Frag-ments: A lobster talking on the phone, smoking a cigarette, wearing a surgical mask

By Andy Pragacz

Absurdity is a political tool. Recently, I was flipping through the pages of a Salvador Dali table book when I came across his “Lobster on a Telephone.” The title describes the display well: it is a red plastic lobster stuck to the top of a rotary phone. Looking at the picture I learned something about myself, my politics and Frag-ments: it is all absurd and wants to be that way. The political value of absurdity lies in its ability to force a conversation, to make people have an opinion or at least voice one. Dali’s construction, for example, is so ostentatious that you have to say something about it. Even if you conclude it’s a piece of postmodern bullshit, you still remember it, it lingers in your mind. “What does it mean?” reason demands. “Am I missing something?” Yes, you are. That’s the point.

Writing about H1N1 I was expressing an absurdity: the discourse about H1N1 is a biopolitical device to control and regulate our interactions with the world, thus controlling us.
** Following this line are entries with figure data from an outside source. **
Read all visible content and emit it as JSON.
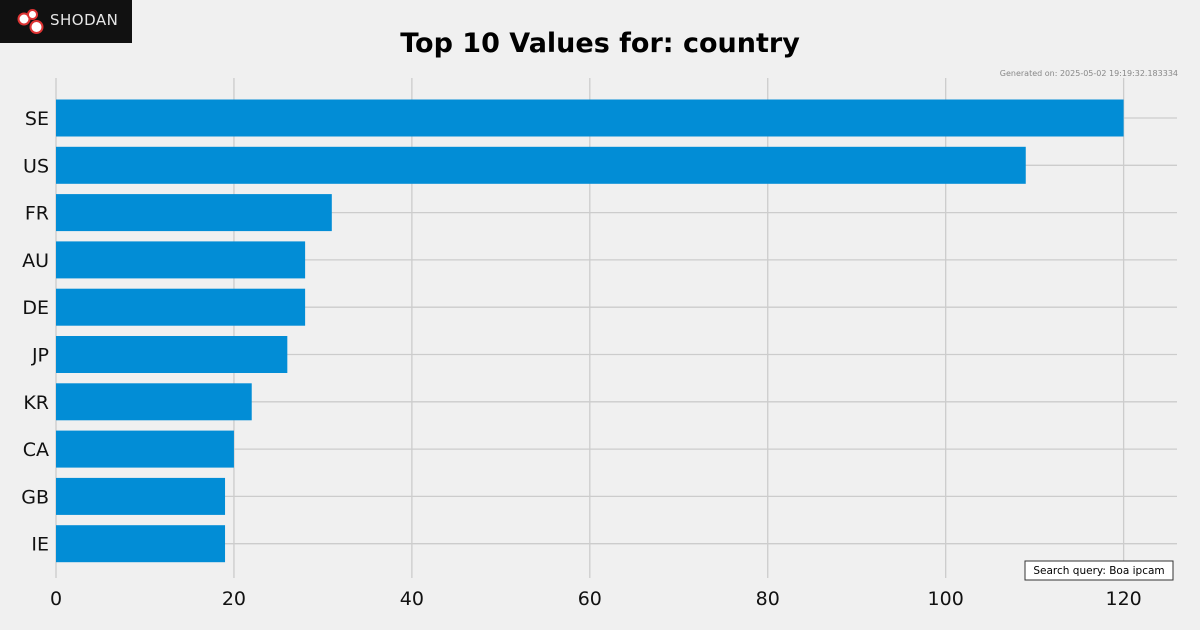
{
  "logo": {
    "text": "SHODAN"
  },
  "generated": "Generated on: 2025-05-02 19:19:32.183334",
  "search_query": "Search query: Boa ipcam",
  "colors": {
    "bar": "#028dd6",
    "grid": "#cccccc",
    "background": "#f0f0f0"
  },
  "chart_data": {
    "type": "bar",
    "orientation": "horizontal",
    "title": "Top 10 Values for: country",
    "categories": [
      "SE",
      "US",
      "FR",
      "AU",
      "DE",
      "JP",
      "KR",
      "CA",
      "GB",
      "IE"
    ],
    "values": [
      120,
      109,
      31,
      28,
      28,
      26,
      22,
      20,
      19,
      19
    ],
    "xlim": [
      0,
      126
    ],
    "xticks": [
      0,
      20,
      40,
      60,
      80,
      100,
      120
    ],
    "grid": true
  }
}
It seemed very conspiratorial and ridiculous. My intention, however, was not to get anyone to agree with me, but to force a conversation about it. The discourse at the time centered on how best to stave off the effects of H1N1. Should we wear masks? Shake hands? Eat healthier? I thought something was missing from the whole discussion, namely how H1N1 impacts ours lives in intrusive ways, and the validity of H1N1 as a threat to begin with. So I wrote some articles about it, ones that I knew stayed true to academic theory but seemed insignificant (why do I am people not to protect themselves against a possible health risk?). It was, however, patently absurd as many have pointed out to me. But people did talk about it, a class even read it! I had attacked the validity of health experts and they felt the need to respond. In responding, however, they allowed the discussion to continue and gave me (undeserved) credibility.
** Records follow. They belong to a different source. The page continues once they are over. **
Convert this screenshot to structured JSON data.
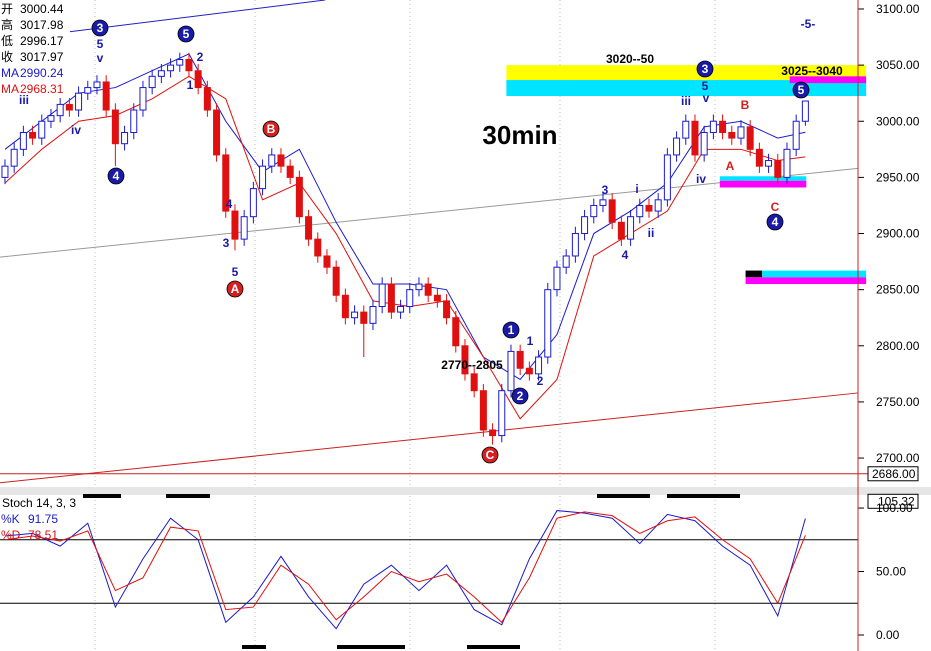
{
  "chart_data": [
    {
      "type": "candlestick",
      "title": "30min",
      "info": [
        {
          "label": "开",
          "value": 3000.44,
          "color": "#000000"
        },
        {
          "label": "高",
          "value": 3017.98,
          "color": "#000000"
        },
        {
          "label": "低",
          "value": 2996.17,
          "color": "#000000"
        },
        {
          "label": "收",
          "value": 3017.97,
          "color": "#000000"
        },
        {
          "label": "MA",
          "value": 2990.24,
          "color": "#1a1ad0"
        },
        {
          "label": "MA",
          "value": 2968.31,
          "color": "#e01010"
        }
      ],
      "up_color": "#1a1ad0",
      "down_color": "#e01010",
      "open": [
        2950,
        2960,
        2975,
        2990,
        2985,
        3000,
        3005,
        3015,
        3010,
        3025,
        3030,
        3035,
        3010,
        2980,
        2990,
        3010,
        3030,
        3040,
        3045,
        3050,
        3055,
        3045,
        3030,
        3010,
        2970,
        2920,
        2895,
        2915,
        2940,
        2960,
        2970,
        2960,
        2950,
        2915,
        2895,
        2880,
        2870,
        2845,
        2825,
        2830,
        2820,
        2835,
        2855,
        2830,
        2835,
        2850,
        2855,
        2845,
        2840,
        2825,
        2800,
        2775,
        2760,
        2725,
        2720,
        2760,
        2795,
        2780,
        2775,
        2790,
        2850,
        2870,
        2880,
        2900,
        2915,
        2925,
        2930,
        2910,
        2895,
        2915,
        2925,
        2920,
        2930,
        2970,
        2985,
        3000,
        2970,
        2990,
        3000,
        2990,
        2985,
        2995,
        2975,
        2960,
        2965,
        2950,
        2975,
        3000
      ],
      "high": [
        2966,
        2981,
        2996,
        2996,
        3006,
        3011,
        3021,
        3021,
        3031,
        3036,
        3041,
        3041,
        3016,
        2996,
        3016,
        3036,
        3046,
        3051,
        3056,
        3061,
        3061,
        3051,
        3036,
        3016,
        2976,
        2926,
        2921,
        2946,
        2966,
        2976,
        2976,
        2966,
        2956,
        2921,
        2901,
        2886,
        2876,
        2851,
        2836,
        2836,
        2841,
        2861,
        2861,
        2841,
        2856,
        2861,
        2861,
        2851,
        2846,
        2831,
        2806,
        2781,
        2766,
        2731,
        2766,
        2801,
        2801,
        2786,
        2796,
        2856,
        2876,
        2886,
        2906,
        2921,
        2931,
        2936,
        2936,
        2916,
        2921,
        2931,
        2931,
        2936,
        2976,
        2991,
        3006,
        3006,
        2996,
        3006,
        3006,
        2996,
        3001,
        3001,
        2981,
        2971,
        2971,
        2981,
        3006,
        3018
      ],
      "low": [
        2944,
        2954,
        2969,
        2979,
        2979,
        2994,
        2999,
        3004,
        3004,
        3019,
        3024,
        3004,
        2960,
        2974,
        2984,
        3004,
        3024,
        3034,
        3039,
        3044,
        3039,
        3024,
        3004,
        2964,
        2914,
        2885,
        2889,
        2909,
        2934,
        2954,
        2954,
        2944,
        2909,
        2889,
        2874,
        2864,
        2839,
        2819,
        2819,
        2790,
        2814,
        2829,
        2824,
        2824,
        2829,
        2844,
        2839,
        2834,
        2819,
        2794,
        2769,
        2754,
        2719,
        2712,
        2714,
        2754,
        2774,
        2769,
        2769,
        2784,
        2844,
        2864,
        2874,
        2894,
        2909,
        2919,
        2904,
        2889,
        2889,
        2909,
        2914,
        2914,
        2924,
        2964,
        2979,
        2964,
        2964,
        2984,
        2984,
        2979,
        2979,
        2969,
        2954,
        2954,
        2944,
        2944,
        2969,
        2996
      ],
      "close": [
        2960,
        2975,
        2990,
        2985,
        3000,
        3005,
        3015,
        3010,
        3025,
        3030,
        3035,
        3010,
        2980,
        2990,
        3010,
        3030,
        3040,
        3045,
        3050,
        3055,
        3045,
        3030,
        3010,
        2970,
        2920,
        2895,
        2915,
        2940,
        2960,
        2970,
        2960,
        2950,
        2915,
        2895,
        2880,
        2870,
        2845,
        2825,
        2830,
        2820,
        2835,
        2855,
        2830,
        2835,
        2850,
        2855,
        2845,
        2840,
        2825,
        2800,
        2775,
        2760,
        2725,
        2720,
        2760,
        2795,
        2780,
        2775,
        2790,
        2850,
        2870,
        2880,
        2900,
        2915,
        2925,
        2930,
        2910,
        2895,
        2915,
        2925,
        2920,
        2930,
        2970,
        2985,
        3000,
        2970,
        2990,
        3000,
        2990,
        2985,
        2995,
        2975,
        2960,
        2965,
        2950,
        2975,
        3000,
        3018
      ],
      "series": [
        {
          "color": "#1a1ad0",
          "x": [
            0,
            4,
            8,
            12,
            16,
            20,
            24,
            28,
            32,
            36,
            40,
            44,
            48,
            52,
            56,
            60,
            64,
            68,
            72,
            76,
            80,
            84,
            87
          ],
          "values": [
            2975,
            3000,
            3025,
            3030,
            3045,
            3060,
            3000,
            2955,
            2975,
            2910,
            2855,
            2855,
            2850,
            2790,
            2770,
            2810,
            2900,
            2920,
            2945,
            2995,
            3000,
            2985,
            2990.24
          ]
        },
        {
          "color": "#e01010",
          "x": [
            0,
            4,
            8,
            12,
            16,
            20,
            24,
            28,
            32,
            36,
            40,
            44,
            48,
            52,
            56,
            60,
            64,
            68,
            72,
            76,
            80,
            84,
            87
          ],
          "values": [
            2945,
            2975,
            3000,
            3005,
            3020,
            3040,
            3020,
            2930,
            2945,
            2900,
            2840,
            2835,
            2840,
            2790,
            2735,
            2770,
            2880,
            2900,
            2920,
            2975,
            2975,
            2965,
            2968.31
          ]
        }
      ],
      "trendlines": [
        {
          "color": "#999999",
          "x": [
            -0.54,
            92.72
          ],
          "values": [
            2879,
            2958
          ]
        },
        {
          "color": "#cc2020",
          "x": [
            -0.54,
            92.72
          ],
          "values": [
            2678,
            2758
          ]
        },
        {
          "color": "#2020c0",
          "x": [
            -0.54,
            34.8
          ],
          "values": [
            3072,
            3108
          ]
        }
      ],
      "zones": [
        {
          "color": "#ffff00",
          "x": [
            54.5,
            93.6
          ],
          "range": [
            3036.7,
            3050
          ]
        },
        {
          "color": "#00e5ff",
          "x": [
            54.5,
            93.6
          ],
          "range": [
            3022.5,
            3036.7
          ]
        },
        {
          "color": "#ff00ff",
          "x": [
            85.3,
            93.6
          ],
          "range": [
            3034,
            3040
          ]
        },
        {
          "color": "#00e5ff",
          "x": [
            77.7,
            87.1
          ],
          "range": [
            2947,
            2951
          ]
        },
        {
          "color": "#ff00ff",
          "x": [
            77.7,
            87.1
          ],
          "range": [
            2941,
            2947
          ]
        },
        {
          "color": "#000000",
          "x": [
            80.5,
            82.3
          ],
          "range": [
            2861,
            2867
          ]
        },
        {
          "color": "#00e5ff",
          "x": [
            82.3,
            93.6
          ],
          "range": [
            2861,
            2867
          ]
        },
        {
          "color": "#ff00ff",
          "x": [
            80.5,
            93.6
          ],
          "range": [
            2855,
            2861
          ]
        }
      ],
      "annotations": [
        {
          "text": "3",
          "color": "#1a1aa8",
          "circle": true
        },
        {
          "text": "5",
          "color": "#1a1aa8",
          "circle": false
        },
        {
          "text": "v",
          "color": "#1a1aa8",
          "circle": false
        },
        {
          "text": "iii",
          "color": "#1a1aa8",
          "circle": false
        },
        {
          "text": "iv",
          "color": "#1a1aa8",
          "circle": false
        },
        {
          "text": "4",
          "color": "#1a1aa8",
          "circle": true
        },
        {
          "text": "5",
          "color": "#1a1aa8",
          "circle": true
        },
        {
          "text": "2",
          "color": "#1a1aa8",
          "circle": false
        },
        {
          "text": "1",
          "color": "#1a1aa8",
          "circle": false
        },
        {
          "text": "4",
          "color": "#1a1aa8",
          "circle": false
        },
        {
          "text": "3",
          "color": "#1a1aa8",
          "circle": false
        },
        {
          "text": "5",
          "color": "#1a1aa8",
          "circle": false
        },
        {
          "text": "A",
          "color": "#d42020",
          "circle": true
        },
        {
          "text": "B",
          "color": "#d42020",
          "circle": true
        },
        {
          "text": "1",
          "color": "#1a1aa8",
          "circle": true
        },
        {
          "text": "1",
          "color": "#1a1aa8",
          "circle": false
        },
        {
          "text": "2770--2805",
          "color": "#000000",
          "circle": false
        },
        {
          "text": "2",
          "color": "#1a1aa8",
          "circle": true
        },
        {
          "text": "2",
          "color": "#1a1aa8",
          "circle": false
        },
        {
          "text": "C",
          "color": "#d42020",
          "circle": true
        },
        {
          "text": "3",
          "color": "#1a1aa8",
          "circle": false
        },
        {
          "text": "i",
          "color": "#1a1aa8",
          "circle": false
        },
        {
          "text": "4",
          "color": "#1a1aa8",
          "circle": false
        },
        {
          "text": "ii",
          "color": "#1a1aa8",
          "circle": false
        },
        {
          "text": "3",
          "color": "#1a1aa8",
          "circle": true
        },
        {
          "text": "5",
          "color": "#1a1aa8",
          "circle": false
        },
        {
          "text": "iii",
          "color": "#1a1aa8",
          "circle": false
        },
        {
          "text": "v",
          "color": "#1a1aa8",
          "circle": false
        },
        {
          "text": "iv",
          "color": "#1a1aa8",
          "circle": false
        },
        {
          "text": "B",
          "color": "#d42020",
          "circle": false
        },
        {
          "text": "A",
          "color": "#d42020",
          "circle": false
        },
        {
          "text": "C",
          "color": "#d42020",
          "circle": false
        },
        {
          "text": "4",
          "color": "#1a1aa8",
          "circle": true
        },
        {
          "text": "5",
          "color": "#1a1aa8",
          "circle": true
        },
        {
          "text": "-5-",
          "color": "#1a1aa8",
          "circle": false
        },
        {
          "text": "3020--50",
          "color": "#000000",
          "circle": false
        },
        {
          "text": "3025--3040",
          "color": "#000000",
          "circle": false
        }
      ],
      "xlim": [
        -0.54,
        92.72
      ],
      "ylim": [
        2676,
        3108
      ],
      "yticks": [
        {
          "value": 3100,
          "label": "3100.00"
        },
        {
          "value": 3050,
          "label": "3050.00"
        },
        {
          "value": 3000,
          "label": "3000.00"
        },
        {
          "value": 2950,
          "label": "2950.00"
        },
        {
          "value": 2900,
          "label": "2900.00"
        },
        {
          "value": 2850,
          "label": "2850.00"
        },
        {
          "value": 2800,
          "label": "2800.00"
        },
        {
          "value": 2750,
          "label": "2750.00"
        },
        {
          "value": 2700,
          "label": "2700.00"
        }
      ],
      "cursor": {
        "value": 2686,
        "label": "2686.00"
      }
    },
    {
      "type": "line",
      "title": "Stoch 14, 3, 3",
      "series": [
        {
          "name": "%K",
          "last": 91.75,
          "color": "#1a1ad0",
          "x": [
            0,
            3,
            6,
            9,
            12,
            15,
            18,
            21,
            24,
            27,
            30,
            33,
            36,
            39,
            42,
            45,
            48,
            51,
            54,
            57,
            60,
            63,
            66,
            69,
            72,
            75,
            78,
            81,
            84,
            87
          ],
          "values": [
            78,
            80,
            70,
            88,
            22,
            60,
            92,
            75,
            10,
            30,
            62,
            30,
            5,
            40,
            55,
            35,
            55,
            20,
            8,
            60,
            98,
            96,
            92,
            72,
            95,
            90,
            70,
            55,
            15,
            91.75
          ]
        },
        {
          "name": "%D",
          "last": 78.51,
          "color": "#e01010",
          "x": [
            0,
            3,
            6,
            9,
            12,
            15,
            18,
            21,
            24,
            27,
            30,
            33,
            36,
            39,
            42,
            45,
            48,
            51,
            54,
            57,
            60,
            63,
            66,
            69,
            72,
            75,
            78,
            81,
            84,
            87
          ],
          "values": [
            75,
            78,
            74,
            82,
            35,
            45,
            85,
            82,
            20,
            22,
            55,
            40,
            12,
            30,
            50,
            42,
            48,
            30,
            10,
            45,
            92,
            97,
            94,
            80,
            90,
            93,
            75,
            60,
            25,
            78.51
          ]
        }
      ],
      "levels": [
        75,
        25
      ],
      "xlim": [
        -0.54,
        92.72
      ],
      "ylim": [
        -12.6,
        108.7
      ],
      "yticks": [
        {
          "value": 100,
          "label": "100.00"
        },
        {
          "value": 50,
          "label": "50.00"
        },
        {
          "value": 0,
          "label": "0.00"
        }
      ],
      "last": {
        "value": 105.32,
        "label": "105.32"
      }
    }
  ]
}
Therein lines the value of absurdity: it moves the way people talk about things or at least creates another discussion about the same topic. Going back to Dali, his work makes us think: What the hell? One possible answer to this question is to think about why it is absurd in the first place. Why is this display a little threatening and uncomfortable? Freud would have said that it produces unpleasure which lingers longer in the mind, because it is foreign or incomprehensible (it is novel to our mind). Trying to make it comprehensible, however, we realize its only absurd because our perspective on the world is limited and was not well equipped to explain a lobster on a telephone. But why shouldn’t it? And that is the real question.
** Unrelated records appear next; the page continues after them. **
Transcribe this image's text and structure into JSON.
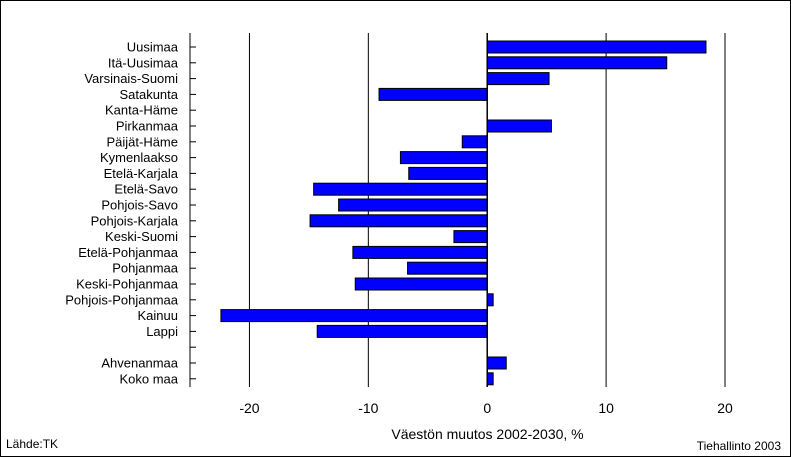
{
  "chart_data": {
    "type": "bar",
    "orientation": "horizontal",
    "categories": [
      "Uusimaa",
      "Itä-Uusimaa",
      "Varsinais-Suomi",
      "Satakunta",
      "Kanta-Häme",
      "Pirkanmaa",
      "Päijät-Häme",
      "Kymenlaakso",
      "Etelä-Karjala",
      "Etelä-Savo",
      "Pohjois-Savo",
      "Pohjois-Karjala",
      "Keski-Suomi",
      "Etelä-Pohjanmaa",
      "Pohjanmaa",
      "Keski-Pohjanmaa",
      "Pohjois-Pohjanmaa",
      "Kainuu",
      "Lappi",
      "",
      "Ahvenanmaa",
      "Koko maa"
    ],
    "values": [
      18.4,
      15.1,
      5.2,
      -9.1,
      0,
      5.4,
      -2.1,
      -7.3,
      -6.6,
      -14.6,
      -12.5,
      -14.9,
      -2.8,
      -11.3,
      -6.7,
      -11.1,
      0.5,
      -22.4,
      -14.3,
      null,
      1.6,
      0.5
    ],
    "xlabel": "Väestön muutos 2002-2030, %",
    "xlim": [
      -25,
      20
    ],
    "xticks": [
      -20,
      -10,
      0,
      10,
      20
    ],
    "bar_color": "#0000ff",
    "grid": "vertical"
  },
  "footer": {
    "source": "Lähde:TK",
    "credit": "Tiehallinto 2003"
  }
}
Absurdity opens up possibility in the situation. Attempts to make the absurd unabsurd force us to adopt (or can) a new perspective on the parameters of possible experience. It makes us think and change and that’s life. You can take an absurdity in two ways: to simply say its absurd and try to leave it at that or you can engage the thing. By engaging it, you have already ‘lost’ your former self. You can no longer go around with the same way of viewing the world. Taking the former strategy you might forever be infected with a slight anxiety: what does it mean? Why can’t I figure it out? If I can’t figure that out, what does that mean? I vote to engage it and to engage everything as potentially absurd. What’s really absurd is the fact that absurdities exist and that more things do not seem absurd.